Beato Claúdio Granzotto, 15 de agosto

346

Nasceu numa povoação vizinha de Treviso, a norte de Veneza, a 23 de agosto de 1900. O seu primeiro modo de vida foi pedreiro, até aos 17 anos, depois passou à carreira militar durante três anos, e a seguir frequentou durante sete anos a academia de Belas Artes de Veneza, onde completou o curso de escultura.
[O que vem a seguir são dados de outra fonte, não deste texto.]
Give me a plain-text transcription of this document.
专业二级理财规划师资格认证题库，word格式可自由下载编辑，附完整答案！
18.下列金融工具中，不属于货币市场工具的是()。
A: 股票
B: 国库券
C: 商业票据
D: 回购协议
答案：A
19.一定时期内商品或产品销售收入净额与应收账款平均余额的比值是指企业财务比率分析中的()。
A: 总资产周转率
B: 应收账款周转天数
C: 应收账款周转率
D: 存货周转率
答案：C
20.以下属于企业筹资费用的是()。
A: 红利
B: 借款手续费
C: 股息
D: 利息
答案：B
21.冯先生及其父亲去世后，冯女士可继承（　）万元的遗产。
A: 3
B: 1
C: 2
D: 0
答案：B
Em 1939 ingressou na ordem franciscana e viveu em conventos da região do Véneto. Morreu no hospital de Pádua, vitimado por um tumor no cérebro, na manhã da Assunção de 1947. Foi sepultado junto à Gruta da Imaculada, por ele construída, nas proximidades de Vicenza. Toda a sua vida procurou seguir sempre o filão do mais alto valor, e daí a sua trajetória pouco retilínea.

Quando na mente lhe brilhava uma ideia mais elevada, nunca mais a largava: aferrava-se a ela, e encarnava-a, ou no mármore ou na alma. Assim, aos 22 anos, agitado por um instinto profundo, rompeu com o seu ofício primitivo de pedreiro para se inscrever na durante sete anos trabalhou e sofreu muito, sem desfalecer, até conseguir, em 1929, o diploma de escultor, com a classificação máxima.
Também no campo da fé se empenhou a fundo. Começou por se comprometer na Ação Católica, estimulando várias iniciativas importantes, como a comunhão frequente, a leitura da boa imprensa, a adoração durante uma noite inteira uma vez por mês, várias formas de mortificação como o uso de cilício, dormir no chão, e o voto privado de castidade.

Nele se conjugaram em perfeita harmonia, como irmãs, a arte e a virtude, para fazer dele uma obra-prima. Com 33 anos, na plena pujança da vida, rodeado dos mais cobiçados bens terrenos, como bem-estar, fama, riqueza e amor terreno, aparece-lhe outro filão de maior valor, e segue-o. Entra no convento de São Francisco do Deserto, em Veneza, onde não deixou de ser o artista diáfano e passou a ser o religioso entusiasta da sua vocação.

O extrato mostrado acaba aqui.